Saat suku betawi memeluk tiga agama berbeda di Kampung Sawah
Kampung Sawah di Bekasi, Jawa Barat, menjadi potret harmoni antara umat kristen, katolik, dan islam yang hidup berdampingan.
Kampung Sawah di Bekasi, Jawa Barat, menjadi potret harmoni antara umat kristen, katolik, dan islam yang hidup berdampingan.
Masyarakat Kampung Sawah mengaku sebagai suku betawi. Namun, di kampung ini, terdapat tiga umat beragama dengan potret tempat ibadah yang saling berdampingan.
Awalnya, masyarakat Kampung Sawah beragama islam. Namun, pada abad ke-19, warga Kampung Sawah dibaptis oleh oleh Zending dari Belanda, memang saat itu masa penjajahan Belanda.
Komunitas umat kristen akhirnya terbentuk di Kampung Sawah sejak 1816. Umat kristen Kampung Sawah mulai membangun Gereja Kristen Pasundan (GKP) pada 1874.
Tak lama berselang, misionaris dari Belanda pula yang melakukan pembaptisan katolik kepada 18 masyarakat Kampung Sawah. Kemudian, komunitas umat katolik di kampung ini berdiri sejak 6 Oktober 1896.
Dari 18 orang itulah cikal bakal orang katolik di Kampung Sawah, yang sekarang jumlahnya saat ini hampir 11.000 orang. Kini, umat katolik di Kampung Sawah dilayani di Gereja Santo Servatius.

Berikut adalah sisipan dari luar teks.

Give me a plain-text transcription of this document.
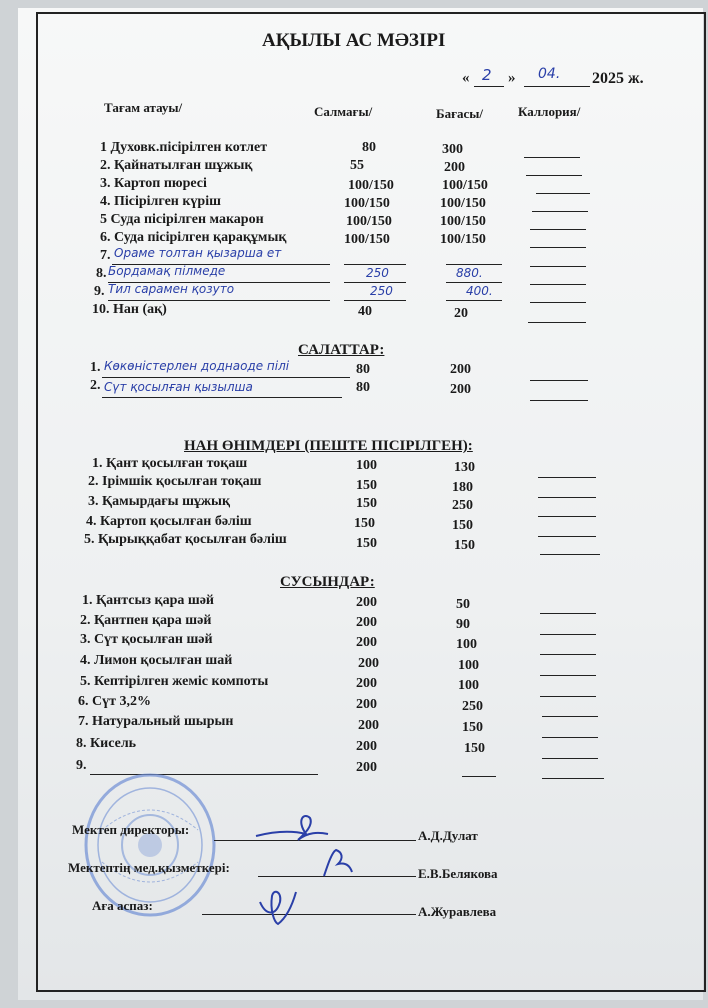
АҚЫЛЫ АС МӘЗІРІ
« 2 » 04. 2025 ж.
Тағам атауы/	Салмағы/	Бағасы/	Каллория/
1 Духовк.пісірілген котлет	80	300
2. Қайнатылған шұжық	55	200
3. Картоп пюресі	100/150	100/150
4. Пісірілген күріш	100/150	100/150
5 Суда пісірілген макарон	100/150	100/150
6. Суда пісірілген қарақұмық	100/150	100/150
7. Ораме толтан қызарша ет
8. Бордамақ пілмеде	250	880.
9. Тил сарамен қозуто	250	400.
10. Нан (ақ)	40	20
САЛАТТАР:
1. Көкөністерлен доднаоде пілі	80	200
2. Сүт қосылған қызылша	80	200
НАН ӨНІМДЕРІ (ПЕШТЕ ПІСІРІЛГЕН):
1. Қант қосылған тоқаш	100	130
2. Ірімшік қосылған тоқаш	150	180
3. Қамырдағы шұжық	150	250
4. Картоп қосылған бәліш	150	150
5. Қырыққабат қосылған бәліш	150	150
СУСЫНДАР:
1. Қантсыз қара шәй	200	50
2. Қантпен қара шәй	200	90
3. Сүт қосылған шәй	200	100
4. Лимон қосылған шай	200	100
5. Кептірілген жеміс компоты	200	100
6. Сүт 3,2%	200	250
7. Натуральный шырын	200	150
8. Кисель	200	150
9.	200
Мектеп директоры:	А.Д.Дулат
Мектептің мед.қызметкері:	Е.В.Белякова
Аға аспаз:	А.Журавлева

Saat Kampung Sawah dikenal sebagai kampung umat nasrani, Kiai Rachmadin kemudian masuk untuk mendirikan Pondok Pesantren Fisabilillah pada 1977. Kala itu, Kiai Rachmidin ingin membuka lembaga pendidikan bagi umat muslim.

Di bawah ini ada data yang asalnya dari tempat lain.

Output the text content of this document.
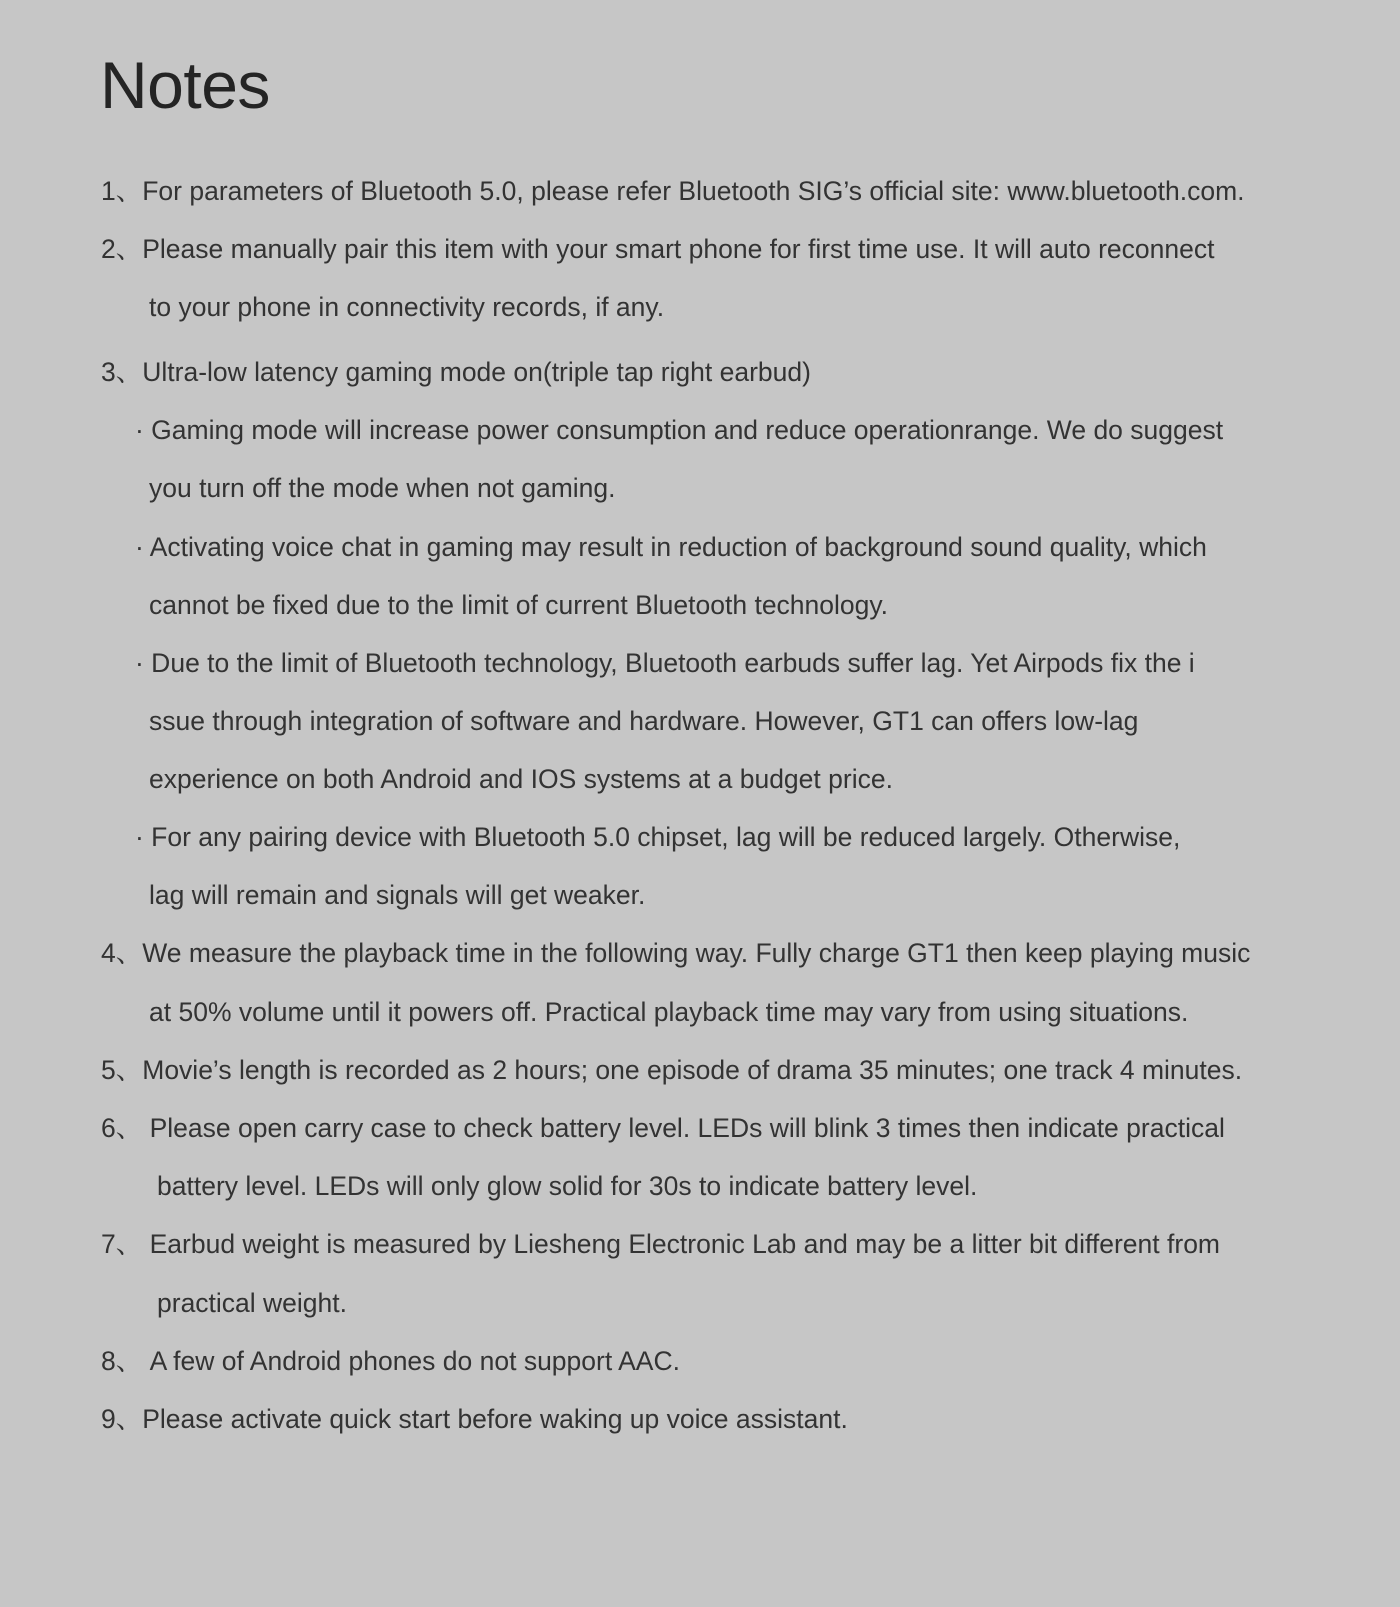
Notes
1、For parameters of Bluetooth 5.0, please refer Bluetooth SIG’s official site: www.bluetooth.com.
2、Please manually pair this item with your smart phone for first time use. It will auto reconnect
to your phone in connectivity records, if any.
3、Ultra-low latency gaming mode on(triple tap right earbud)
· Gaming mode will increase power consumption and reduce operationrange. We do suggest
you turn off the mode when not gaming.
· Activating voice chat in gaming may result in reduction of background sound quality, which
cannot be fixed due to the limit of current Bluetooth technology.
· Due to the limit of Bluetooth technology, Bluetooth earbuds suffer lag. Yet Airpods fix the i
ssue through integration of software and hardware. However, GT1 can offers low-lag
experience on both Android and IOS systems at a budget price.
· For any pairing device with Bluetooth 5.0 chipset, lag will be reduced largely. Otherwise,
lag will remain and signals will get weaker.
4、We measure the playback time in the following way. Fully charge GT1 then keep playing music
at 50% volume until it powers off. Practical playback time may vary from using situations.
5、Movie’s length is recorded as 2 hours; one episode of drama 35 minutes; one track 4 minutes.
6、 Please open carry case to check battery level. LEDs will blink 3 times then indicate practical
battery level. LEDs will only glow solid for 30s to indicate battery level.
7、 Earbud weight is measured by Liesheng Electronic Lab and may be a litter bit different from
practical weight.
8、 A few of Android phones do not support AAC.
9、Please activate quick start before waking up voice assistant.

Masyarakat Kampung Sawah menerima dengan tangan terbuka lantaran belum ada satu pun sekolah yang berdiri di sana. Kini, Masjid Jauhar Yasfi berdiri megah di antara gereja kristen dan katolik.
Bagi masyarakat Kampung Sawah, implementasi saling menghormati dan menghargai perbedaan agama seperti falsafah Pancasila, sudah dilakukan jauh sebelum para pendiri bangsa melahirkan dasar negara. Bahkan, saling mengucapkan selamat saat hari raya, baik itu Lebaran, Natal, maupun Tahun Baru, sudah menjadi budaya seiring pertalian darah di antara masyarakat Kampung Sawah.